奏斗くんはそう言うと、近くにあったパソコンをいじりはじめる。

私には到底理解できない、英文が並んでいる画面。私にも何かできないかと、あたりを見回す。すると、一つの本棚に目がとまった。そこには、書類がまとめられた冊子が何冊もある。

「これ…」

一冊を手に取ると、表紙に“実験台profile”とかかれていた。

「もしかして、私たちの事が書いてあるんじゃ…」

恐る恐るページをめくる。
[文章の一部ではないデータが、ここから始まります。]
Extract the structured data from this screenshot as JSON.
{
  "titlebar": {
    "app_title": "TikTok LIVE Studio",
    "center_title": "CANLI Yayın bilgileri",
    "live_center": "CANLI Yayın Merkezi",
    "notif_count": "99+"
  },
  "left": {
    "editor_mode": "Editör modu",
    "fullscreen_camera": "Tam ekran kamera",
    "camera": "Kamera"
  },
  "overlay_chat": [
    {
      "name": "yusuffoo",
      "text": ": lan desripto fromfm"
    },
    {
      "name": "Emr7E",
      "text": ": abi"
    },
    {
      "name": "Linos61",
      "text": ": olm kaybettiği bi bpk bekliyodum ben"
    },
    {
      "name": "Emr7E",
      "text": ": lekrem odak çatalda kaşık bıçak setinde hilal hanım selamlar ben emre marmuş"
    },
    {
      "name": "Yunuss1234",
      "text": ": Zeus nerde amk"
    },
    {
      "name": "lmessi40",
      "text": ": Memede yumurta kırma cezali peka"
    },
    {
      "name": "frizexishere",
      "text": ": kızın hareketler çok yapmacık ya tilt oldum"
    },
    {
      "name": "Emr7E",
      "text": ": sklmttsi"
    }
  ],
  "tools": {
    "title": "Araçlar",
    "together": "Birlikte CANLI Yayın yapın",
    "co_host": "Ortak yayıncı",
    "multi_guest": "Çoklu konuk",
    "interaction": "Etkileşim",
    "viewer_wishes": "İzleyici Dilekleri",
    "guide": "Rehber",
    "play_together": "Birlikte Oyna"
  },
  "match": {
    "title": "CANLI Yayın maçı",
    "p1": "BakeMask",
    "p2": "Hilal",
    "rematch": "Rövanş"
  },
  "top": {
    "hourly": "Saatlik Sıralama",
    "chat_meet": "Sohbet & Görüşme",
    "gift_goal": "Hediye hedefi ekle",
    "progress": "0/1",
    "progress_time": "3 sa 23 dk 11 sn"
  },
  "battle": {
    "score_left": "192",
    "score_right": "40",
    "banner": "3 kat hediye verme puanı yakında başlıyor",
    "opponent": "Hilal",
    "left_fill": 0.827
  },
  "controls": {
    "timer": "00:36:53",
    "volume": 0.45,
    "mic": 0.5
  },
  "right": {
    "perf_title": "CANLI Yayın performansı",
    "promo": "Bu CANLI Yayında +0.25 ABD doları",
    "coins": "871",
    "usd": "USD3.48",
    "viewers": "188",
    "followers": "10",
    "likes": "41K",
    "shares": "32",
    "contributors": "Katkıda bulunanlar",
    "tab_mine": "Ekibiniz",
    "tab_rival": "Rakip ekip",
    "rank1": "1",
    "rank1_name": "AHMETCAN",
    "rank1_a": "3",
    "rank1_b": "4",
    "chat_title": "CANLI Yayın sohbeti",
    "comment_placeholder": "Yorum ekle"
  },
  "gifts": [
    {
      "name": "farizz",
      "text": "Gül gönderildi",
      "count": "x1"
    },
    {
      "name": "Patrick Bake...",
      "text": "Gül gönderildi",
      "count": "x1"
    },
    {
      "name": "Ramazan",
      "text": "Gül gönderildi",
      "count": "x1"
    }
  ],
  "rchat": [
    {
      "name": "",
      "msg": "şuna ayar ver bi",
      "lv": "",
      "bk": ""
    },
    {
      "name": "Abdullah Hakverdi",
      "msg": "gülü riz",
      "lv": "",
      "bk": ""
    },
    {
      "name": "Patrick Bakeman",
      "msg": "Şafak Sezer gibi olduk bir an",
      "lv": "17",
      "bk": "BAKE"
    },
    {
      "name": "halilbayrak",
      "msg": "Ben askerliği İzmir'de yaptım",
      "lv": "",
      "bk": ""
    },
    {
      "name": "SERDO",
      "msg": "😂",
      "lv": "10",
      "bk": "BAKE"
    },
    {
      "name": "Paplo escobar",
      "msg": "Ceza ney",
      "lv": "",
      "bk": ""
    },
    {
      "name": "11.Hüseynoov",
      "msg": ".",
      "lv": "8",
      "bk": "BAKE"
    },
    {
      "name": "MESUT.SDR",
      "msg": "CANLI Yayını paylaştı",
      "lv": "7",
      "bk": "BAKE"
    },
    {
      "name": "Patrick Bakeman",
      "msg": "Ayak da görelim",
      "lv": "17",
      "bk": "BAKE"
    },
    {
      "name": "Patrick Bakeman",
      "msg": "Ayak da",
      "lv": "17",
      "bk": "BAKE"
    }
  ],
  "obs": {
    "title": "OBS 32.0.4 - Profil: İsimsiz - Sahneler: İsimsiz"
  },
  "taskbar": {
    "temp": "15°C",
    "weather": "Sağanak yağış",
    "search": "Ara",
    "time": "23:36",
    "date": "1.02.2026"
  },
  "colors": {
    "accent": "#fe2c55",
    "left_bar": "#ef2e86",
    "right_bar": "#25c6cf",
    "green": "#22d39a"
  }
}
ない…ない…。どこだ、どこだ……。

「あ、…あった…」

〈神崎美琴 年齢:16 生年月日: 19xx年 8月14日 家族構成:母のみ。現在行方不明。〉

年齢と生年月日、家族構成が書かれていた。そして、あとから付け足したのか、母が行方不明と書かれていた。私はそのページを破りポケットに入れる。そして、奏斗くんの情報をさがす。

あった…。

〈宮本 奏斗 年齢:16 生年月日:19xx年 8月14日 家族構成:祖父、祖母 両親は事故で亡くなっている〉

ご両親は、事故で亡くなってしまったんだ…。でも、それよりも気になるのは、誕生日。わたしと全く同じだ。同じ誕生日の人がいるのは、当たり前なんだけど、何かが引っかかる。